FFTW Vs CUFFT Performance


Can anyone help me with this.

Old Code: Inside fortran

call sfftw_plan_dft_3d(plan,n1,n2,n3,cx,cx,ifset,64)
call sfftw_execute (plan)
call sfftw_destroy_plan (plan)

New Code: Inside Fortran
call tempfft(n1,n2,n3,cx,direction)

#include <stdio.h>
#include <cufft.h>
#include <cutil.h>
#include <cuComplex.h>
#include “cuda.h”

extern “C” void tempfft_(int *n1, int *n2, int *n3,cufftComplex *data, int direction)
int Nx = *n1;
int Ny = *n2;
int Nz = *n3;
cufftComplex *d_data;

    CUDA_SAFE_CALL(cudaMalloc((void**) &d_data, sizeof(cufftComplex)*Nx*Ny*Nz));

    CUDA_SAFE_CALL(cudaMemcpy(d_data, data, Nx*Ny*Nz*sizeof(cufftComplex), cudaMemcpyHostToDevice));

    cufftHandle plan1;
    CUDA_SAFE_CALL(cufftPlan3d(&plan1, Nz, Ny, Nx, CUFFT_C2C));

            CUDA_SAFE_CALL(cufftExecC2C(plan1, (cufftComplex *)d_data, (cufftComplex *)d_data, CUFFT_FORWARD));
            CUDA_SAFE_CALL(cufftExecC2C(plan1, (cufftComplex *)d_data, (cufftComplex *)d_data, CUFFT_INVERSE));

    CUDA_SAFE_CALL(cudaMemcpy(data, d_data, Nx*Ny*Nz*sizeof(cufftComplex), cudaMemcpyDeviceToHost));



When I simulate the above codes inside a big FORTRAN Application

FFTW code takes about 21 minutes for each step while the CUDA code is taking about 66 minutes for each step.

a) Is there any way I can increase the performance ?


It would be better for you to set up the plan outside of this FFT call once and reuse that plan instead of creating a new one every time you want to do an FFT. This assumes of course that you’re doing the same size and type (C2C, C2R, etc.) of FFT everytime.

However, the bigger issue here (which I’m guessing you can’t get away from) is the fact that you’re moving the entire input and output of the FFT across the system bus each time.

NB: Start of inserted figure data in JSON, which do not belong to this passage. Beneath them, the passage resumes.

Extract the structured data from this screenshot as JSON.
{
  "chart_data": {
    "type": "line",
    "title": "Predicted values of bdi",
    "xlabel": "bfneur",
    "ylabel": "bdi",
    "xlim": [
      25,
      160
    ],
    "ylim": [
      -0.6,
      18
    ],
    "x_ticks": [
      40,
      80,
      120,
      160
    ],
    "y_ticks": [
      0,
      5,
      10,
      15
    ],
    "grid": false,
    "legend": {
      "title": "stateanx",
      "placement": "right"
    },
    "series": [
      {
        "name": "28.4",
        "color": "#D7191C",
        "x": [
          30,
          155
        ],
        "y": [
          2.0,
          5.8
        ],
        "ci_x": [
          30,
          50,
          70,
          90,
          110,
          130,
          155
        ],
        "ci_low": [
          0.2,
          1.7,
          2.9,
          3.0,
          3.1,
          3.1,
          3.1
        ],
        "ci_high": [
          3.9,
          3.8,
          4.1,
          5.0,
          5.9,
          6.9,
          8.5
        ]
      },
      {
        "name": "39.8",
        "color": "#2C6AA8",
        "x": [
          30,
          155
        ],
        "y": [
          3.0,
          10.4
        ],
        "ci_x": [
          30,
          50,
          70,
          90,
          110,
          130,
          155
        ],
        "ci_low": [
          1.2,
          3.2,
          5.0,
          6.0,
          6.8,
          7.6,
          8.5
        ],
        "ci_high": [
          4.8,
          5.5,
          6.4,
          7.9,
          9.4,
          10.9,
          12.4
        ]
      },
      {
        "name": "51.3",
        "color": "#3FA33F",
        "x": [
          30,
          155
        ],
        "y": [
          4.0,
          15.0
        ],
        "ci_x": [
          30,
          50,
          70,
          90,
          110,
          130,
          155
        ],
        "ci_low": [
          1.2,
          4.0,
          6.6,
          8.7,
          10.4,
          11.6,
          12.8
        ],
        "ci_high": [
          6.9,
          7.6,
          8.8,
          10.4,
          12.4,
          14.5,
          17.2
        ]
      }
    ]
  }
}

Even if the FFT is done 10x faster on the card, it might take all that time saved (plus more) just to get the data on and off the card. In a graphics rendering situation, the data is almost always one way (to the card), and lot’s of large data arrays (like textures) are already loaded on the card.